Imagem ex-librisOpinião do Estadão

O sexto aniversário do inquérito sem fim

O inquérito das ‘fake news’ chega a seis anos sem que haja qualquer perspectiva de conclusão, o que autoriza a suspeita de que se tornou um instrumento de exercício arbitrário de poder

Exclusivo para assinantes
Por Notas & Informações
2 min de leitura

O Inquérito 4.781, conhecido como “inquérito das fake news”, completou seis anos de tramitação na sexta-feira passada. Instaurado em 14 de março de 2019 pelo então presidente do Supremo Tribunal Federal (STF), ministro Dias Toffoli, o inquérito tinha como objetivo inicial apurar “fatos e infrações relativas a notícias fraudulentas (fake news) e ameaças veiculadas na internet que têm como alvo a Corte, seus ministros e familiares”. De lá para cá, como restou notório, uma investigação legítima foi transformada em um instrumento ilegítimo de exercício de poder monocrático pelo ministro designado relator, Alexandre de Moraes, em afronta aos mais comezinhos princípios do Estado Democrático de Direito que o mesmo STF diz defender.

Este jornal é insuspeito para fazer as críticas que tem feito à duração e, principalmente, ao sigilo imposto pelo sr. Moraes ao inquérito. O Estadão foi o primeiro veículo da chamada grande imprensa a apoiar a decisão de ofício do ministro Dias Toffoli. Afirmamos nesta página que, na condição de presidente da Corte, era dever de Dias Toffoli defender a instituição, pois “velar pelas prerrogativas do Tribunal” é uma das principais atribuições de seu presidente. E “não há dúvida”, sublinhamos, “de que ameaças a seus ministros e familiares são uma tentativa de subjugar a independência do STF” (ver editorial O sigilo do STF, 16/3/2019).

O fato de ainda termos de fazer essa memória, malgrado o ministro presidente do STF, Luís Roberto Barroso, ter reconhecido, no início de dezembro de 2024, que a conclusão do Inquérito 4.781 “está demorando” porque “os fatos se multiplicaram ao longo do tempo”, diz muito sobre a amplitude de uma investigação que, ao que parece, tem sido conduzida justamente para não ter fim – vale dizer, para ser instrumentalizada como um mecanismo de concentração de poder nas mãos de seu relator, algo que não se coaduna com a mera ideia de uma república democrática. “Fake news” e “desinformação” passaram a ser o que o sr.
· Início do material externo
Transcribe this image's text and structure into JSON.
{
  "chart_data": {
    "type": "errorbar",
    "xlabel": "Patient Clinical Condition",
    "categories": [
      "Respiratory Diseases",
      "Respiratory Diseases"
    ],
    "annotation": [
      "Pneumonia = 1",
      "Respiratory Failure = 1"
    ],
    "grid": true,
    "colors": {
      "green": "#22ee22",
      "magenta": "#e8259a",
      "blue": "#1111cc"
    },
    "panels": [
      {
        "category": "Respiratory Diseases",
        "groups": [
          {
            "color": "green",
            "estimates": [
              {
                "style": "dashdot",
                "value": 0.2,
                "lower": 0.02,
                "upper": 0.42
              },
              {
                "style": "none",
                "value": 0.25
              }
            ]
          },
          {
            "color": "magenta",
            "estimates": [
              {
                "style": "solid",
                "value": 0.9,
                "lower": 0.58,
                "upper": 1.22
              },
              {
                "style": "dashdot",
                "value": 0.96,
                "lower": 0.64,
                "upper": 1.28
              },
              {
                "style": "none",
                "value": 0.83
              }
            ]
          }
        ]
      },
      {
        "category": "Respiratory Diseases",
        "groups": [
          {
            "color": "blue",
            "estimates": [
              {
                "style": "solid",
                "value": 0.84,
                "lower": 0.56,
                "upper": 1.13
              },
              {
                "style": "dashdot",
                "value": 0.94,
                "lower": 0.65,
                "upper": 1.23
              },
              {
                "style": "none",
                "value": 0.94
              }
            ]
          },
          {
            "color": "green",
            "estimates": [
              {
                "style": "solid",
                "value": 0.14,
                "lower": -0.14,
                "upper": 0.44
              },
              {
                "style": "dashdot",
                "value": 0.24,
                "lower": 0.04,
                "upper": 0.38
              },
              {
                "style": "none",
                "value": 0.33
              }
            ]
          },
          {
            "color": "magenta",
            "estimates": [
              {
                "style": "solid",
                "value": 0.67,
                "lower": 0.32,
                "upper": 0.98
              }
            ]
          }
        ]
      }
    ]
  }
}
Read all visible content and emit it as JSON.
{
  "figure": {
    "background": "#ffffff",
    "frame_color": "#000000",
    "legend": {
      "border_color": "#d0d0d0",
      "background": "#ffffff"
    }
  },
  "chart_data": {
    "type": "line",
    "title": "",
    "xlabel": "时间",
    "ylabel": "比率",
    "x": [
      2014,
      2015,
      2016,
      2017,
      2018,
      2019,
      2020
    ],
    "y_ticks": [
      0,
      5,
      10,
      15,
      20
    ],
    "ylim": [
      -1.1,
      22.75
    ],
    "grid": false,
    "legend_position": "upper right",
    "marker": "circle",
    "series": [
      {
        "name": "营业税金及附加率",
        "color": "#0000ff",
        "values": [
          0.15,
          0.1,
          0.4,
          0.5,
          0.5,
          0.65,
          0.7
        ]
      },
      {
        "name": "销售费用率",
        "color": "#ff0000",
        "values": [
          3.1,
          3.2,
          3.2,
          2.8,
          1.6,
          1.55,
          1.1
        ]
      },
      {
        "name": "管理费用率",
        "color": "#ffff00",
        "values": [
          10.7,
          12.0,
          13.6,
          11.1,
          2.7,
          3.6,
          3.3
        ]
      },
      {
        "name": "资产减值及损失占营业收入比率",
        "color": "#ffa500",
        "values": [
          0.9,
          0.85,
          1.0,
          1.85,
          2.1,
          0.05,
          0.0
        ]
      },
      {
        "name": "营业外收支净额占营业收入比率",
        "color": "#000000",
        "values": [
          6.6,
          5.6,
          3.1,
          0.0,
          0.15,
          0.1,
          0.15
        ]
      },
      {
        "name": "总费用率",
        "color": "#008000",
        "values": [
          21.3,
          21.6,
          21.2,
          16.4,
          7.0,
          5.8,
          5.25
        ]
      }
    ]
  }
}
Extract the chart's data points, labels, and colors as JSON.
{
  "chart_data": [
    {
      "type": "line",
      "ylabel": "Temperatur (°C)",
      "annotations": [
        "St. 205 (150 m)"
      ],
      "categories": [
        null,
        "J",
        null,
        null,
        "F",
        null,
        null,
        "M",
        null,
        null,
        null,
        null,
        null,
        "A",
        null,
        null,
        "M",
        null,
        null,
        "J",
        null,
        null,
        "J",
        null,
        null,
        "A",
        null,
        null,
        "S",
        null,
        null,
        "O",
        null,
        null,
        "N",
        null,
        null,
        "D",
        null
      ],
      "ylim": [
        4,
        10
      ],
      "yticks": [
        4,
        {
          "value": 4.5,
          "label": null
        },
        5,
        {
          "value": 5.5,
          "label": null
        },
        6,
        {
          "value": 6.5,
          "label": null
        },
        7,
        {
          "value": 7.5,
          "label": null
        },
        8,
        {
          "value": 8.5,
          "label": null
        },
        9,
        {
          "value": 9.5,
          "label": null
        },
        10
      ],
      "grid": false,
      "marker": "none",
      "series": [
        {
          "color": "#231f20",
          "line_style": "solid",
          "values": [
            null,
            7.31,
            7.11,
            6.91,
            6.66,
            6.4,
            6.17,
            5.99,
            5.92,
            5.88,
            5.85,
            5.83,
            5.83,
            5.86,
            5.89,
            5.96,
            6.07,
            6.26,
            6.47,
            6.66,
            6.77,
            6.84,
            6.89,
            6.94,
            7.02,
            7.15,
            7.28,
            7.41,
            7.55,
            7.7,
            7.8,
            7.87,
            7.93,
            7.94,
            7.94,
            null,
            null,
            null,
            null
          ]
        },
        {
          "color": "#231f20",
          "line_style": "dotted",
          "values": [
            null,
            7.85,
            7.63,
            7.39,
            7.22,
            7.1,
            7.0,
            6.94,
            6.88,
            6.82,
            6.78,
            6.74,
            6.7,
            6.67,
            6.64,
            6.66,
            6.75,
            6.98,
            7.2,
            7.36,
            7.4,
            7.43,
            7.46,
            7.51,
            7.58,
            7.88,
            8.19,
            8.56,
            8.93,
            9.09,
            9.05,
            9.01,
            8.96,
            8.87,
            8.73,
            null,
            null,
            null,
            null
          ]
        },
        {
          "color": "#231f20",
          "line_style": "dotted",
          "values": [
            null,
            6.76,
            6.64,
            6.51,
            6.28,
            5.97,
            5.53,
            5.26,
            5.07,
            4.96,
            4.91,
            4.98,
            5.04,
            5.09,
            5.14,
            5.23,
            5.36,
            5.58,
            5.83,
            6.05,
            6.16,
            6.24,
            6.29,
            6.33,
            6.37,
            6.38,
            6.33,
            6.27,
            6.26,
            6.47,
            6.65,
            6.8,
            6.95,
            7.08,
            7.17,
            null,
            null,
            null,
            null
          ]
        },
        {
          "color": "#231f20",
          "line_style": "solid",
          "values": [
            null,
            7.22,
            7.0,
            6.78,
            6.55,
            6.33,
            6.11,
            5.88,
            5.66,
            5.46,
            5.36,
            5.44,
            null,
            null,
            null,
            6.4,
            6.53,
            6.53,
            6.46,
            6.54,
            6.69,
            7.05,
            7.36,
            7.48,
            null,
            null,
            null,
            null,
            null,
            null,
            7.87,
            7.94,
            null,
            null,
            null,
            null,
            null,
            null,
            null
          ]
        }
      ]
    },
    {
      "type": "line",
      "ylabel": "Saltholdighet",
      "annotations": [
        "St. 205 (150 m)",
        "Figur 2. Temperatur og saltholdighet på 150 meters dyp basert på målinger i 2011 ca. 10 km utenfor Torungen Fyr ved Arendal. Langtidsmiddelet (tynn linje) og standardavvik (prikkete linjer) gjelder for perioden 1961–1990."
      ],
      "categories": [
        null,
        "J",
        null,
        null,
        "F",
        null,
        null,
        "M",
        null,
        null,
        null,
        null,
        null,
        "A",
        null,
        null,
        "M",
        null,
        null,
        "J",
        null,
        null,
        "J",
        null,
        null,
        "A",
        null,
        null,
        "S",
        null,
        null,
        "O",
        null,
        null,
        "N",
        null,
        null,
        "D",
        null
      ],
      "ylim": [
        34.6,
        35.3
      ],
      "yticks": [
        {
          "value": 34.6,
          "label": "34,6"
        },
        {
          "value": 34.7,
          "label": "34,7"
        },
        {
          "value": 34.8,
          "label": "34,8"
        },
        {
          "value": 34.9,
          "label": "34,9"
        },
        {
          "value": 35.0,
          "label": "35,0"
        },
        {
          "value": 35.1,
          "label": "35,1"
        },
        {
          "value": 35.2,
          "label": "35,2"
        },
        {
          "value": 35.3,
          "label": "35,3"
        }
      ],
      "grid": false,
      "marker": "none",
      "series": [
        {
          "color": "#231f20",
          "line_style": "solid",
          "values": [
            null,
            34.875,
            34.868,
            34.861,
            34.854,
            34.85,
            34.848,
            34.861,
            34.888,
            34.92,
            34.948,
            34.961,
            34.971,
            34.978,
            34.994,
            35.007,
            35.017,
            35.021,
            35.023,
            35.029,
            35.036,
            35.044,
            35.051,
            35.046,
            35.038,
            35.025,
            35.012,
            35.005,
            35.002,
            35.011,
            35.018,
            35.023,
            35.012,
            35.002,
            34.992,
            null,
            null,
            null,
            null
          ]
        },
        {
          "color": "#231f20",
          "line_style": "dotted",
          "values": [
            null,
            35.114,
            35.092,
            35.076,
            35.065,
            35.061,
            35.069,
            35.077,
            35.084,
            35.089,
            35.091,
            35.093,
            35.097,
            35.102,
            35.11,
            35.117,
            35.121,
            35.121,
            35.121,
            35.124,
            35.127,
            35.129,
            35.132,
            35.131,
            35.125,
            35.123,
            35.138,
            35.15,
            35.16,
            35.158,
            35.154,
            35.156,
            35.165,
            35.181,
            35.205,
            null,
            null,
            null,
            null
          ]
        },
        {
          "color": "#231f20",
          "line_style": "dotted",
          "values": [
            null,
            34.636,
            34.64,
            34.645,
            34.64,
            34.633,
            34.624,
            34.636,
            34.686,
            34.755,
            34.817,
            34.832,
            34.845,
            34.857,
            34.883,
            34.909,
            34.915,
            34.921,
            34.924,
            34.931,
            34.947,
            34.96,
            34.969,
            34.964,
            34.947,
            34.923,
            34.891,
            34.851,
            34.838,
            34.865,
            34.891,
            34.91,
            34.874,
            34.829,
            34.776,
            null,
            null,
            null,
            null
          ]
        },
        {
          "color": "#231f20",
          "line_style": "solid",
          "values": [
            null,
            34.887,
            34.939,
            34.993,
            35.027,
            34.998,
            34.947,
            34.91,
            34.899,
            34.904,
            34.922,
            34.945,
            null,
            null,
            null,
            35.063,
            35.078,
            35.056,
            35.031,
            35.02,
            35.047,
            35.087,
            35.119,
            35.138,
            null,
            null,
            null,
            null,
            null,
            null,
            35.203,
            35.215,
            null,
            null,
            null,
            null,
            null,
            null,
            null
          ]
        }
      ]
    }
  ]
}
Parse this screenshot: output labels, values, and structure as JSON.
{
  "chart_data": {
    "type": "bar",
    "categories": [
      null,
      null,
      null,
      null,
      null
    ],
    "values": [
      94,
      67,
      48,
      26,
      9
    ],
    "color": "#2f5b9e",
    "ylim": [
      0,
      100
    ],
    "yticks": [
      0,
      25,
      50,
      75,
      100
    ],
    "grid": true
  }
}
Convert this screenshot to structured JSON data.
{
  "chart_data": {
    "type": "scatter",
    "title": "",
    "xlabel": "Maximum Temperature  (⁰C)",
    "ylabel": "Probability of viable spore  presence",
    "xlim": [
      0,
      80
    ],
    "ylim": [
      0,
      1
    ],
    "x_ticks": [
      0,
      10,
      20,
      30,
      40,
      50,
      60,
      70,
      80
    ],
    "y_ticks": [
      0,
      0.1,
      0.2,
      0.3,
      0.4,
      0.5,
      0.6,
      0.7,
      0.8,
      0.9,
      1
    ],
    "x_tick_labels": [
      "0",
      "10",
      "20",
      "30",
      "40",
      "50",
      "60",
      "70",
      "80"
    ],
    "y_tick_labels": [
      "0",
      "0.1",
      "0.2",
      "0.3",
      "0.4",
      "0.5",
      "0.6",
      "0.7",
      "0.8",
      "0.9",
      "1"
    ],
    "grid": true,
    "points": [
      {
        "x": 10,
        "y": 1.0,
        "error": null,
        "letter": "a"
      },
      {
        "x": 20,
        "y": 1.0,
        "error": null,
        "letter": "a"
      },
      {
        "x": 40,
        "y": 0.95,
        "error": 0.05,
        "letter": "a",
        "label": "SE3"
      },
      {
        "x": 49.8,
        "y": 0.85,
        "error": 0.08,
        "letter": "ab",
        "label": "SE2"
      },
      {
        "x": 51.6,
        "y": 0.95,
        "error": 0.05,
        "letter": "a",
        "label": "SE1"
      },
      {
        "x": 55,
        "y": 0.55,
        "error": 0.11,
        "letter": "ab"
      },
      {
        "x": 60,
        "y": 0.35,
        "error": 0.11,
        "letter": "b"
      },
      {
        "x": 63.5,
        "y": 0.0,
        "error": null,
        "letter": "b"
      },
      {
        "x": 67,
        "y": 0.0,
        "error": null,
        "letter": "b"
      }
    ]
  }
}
Moraes acha que é.

Decorrido tanto tempo, convém relembrar por que, afinal, o Inquérito 4.781 foi instaurado de ofício. O STF sofria uma onda de ataques articulados por apoiadores do então presidente Jair Bolsonaro. Sob o beneplácito, quando não incentivo, do Palácio do Planalto, os ministros do STF e seus familiares passaram a ser atacados e ameaçados pelas hostes bolsonaristas como forma de tolher a independência funcional da Corte e, assim, evitar – pensavam os radicais – a interposição de barreiras legais aos desígnios liberticidas de Bolsonaro, que, à época, ainda em início de mandato, já demonstrava claramente seu inconformismo com as contenções ao exercício do poder que caracteriza qualquer democracia digna do nome.

Mas não demorou para que o STF enxergasse no Inquérito 4.781 um meio de controlar, de forma inconstitucional, o que pode ou não ser publicado na imprensa profissional e nas redes sociais sobre os ministros ou a própria Corte. Em português cristalino: por meio do Inquérito 4.781, o STF, garantidor maior das liberdades constitucionais, tornou-se um órgão de censura. Um mês depois da abertura do inquérito, o ministro relator já impunha censura ao site O Antagonista e à revista Crusoé porque os veículos publicaram uma reportagem, intitulada O amigo do amigo de meu pai, que implicava Dias Toffoli no acordo de colaboração premiada firmado pelo empreiteiro Marcelo Odebrecht. Para lhe fazer justiça, Moraes logo reconheceu seu erro e revogou a censura aos veículos, mas o gênio já havia saído da garrafa.

E assim, de abuso em abuso, de censura em censura, chega-se a quase 2,2 mil dias de uma investigação que, a despeito de sua legitimidade inicial, há muito já deveria ter sido encerrada com o indiciamento de suspeitos sobre os quais recaiam indícios de autoria e materialidade de crimes ou o arquivamento. É inaceitável, a menos que não estejamos mais sob a égide da ordem constitucional democrática, que um inquérito perdure indefinidamente – seja por sua inconsistência material, seja pela conveniência de seu relator.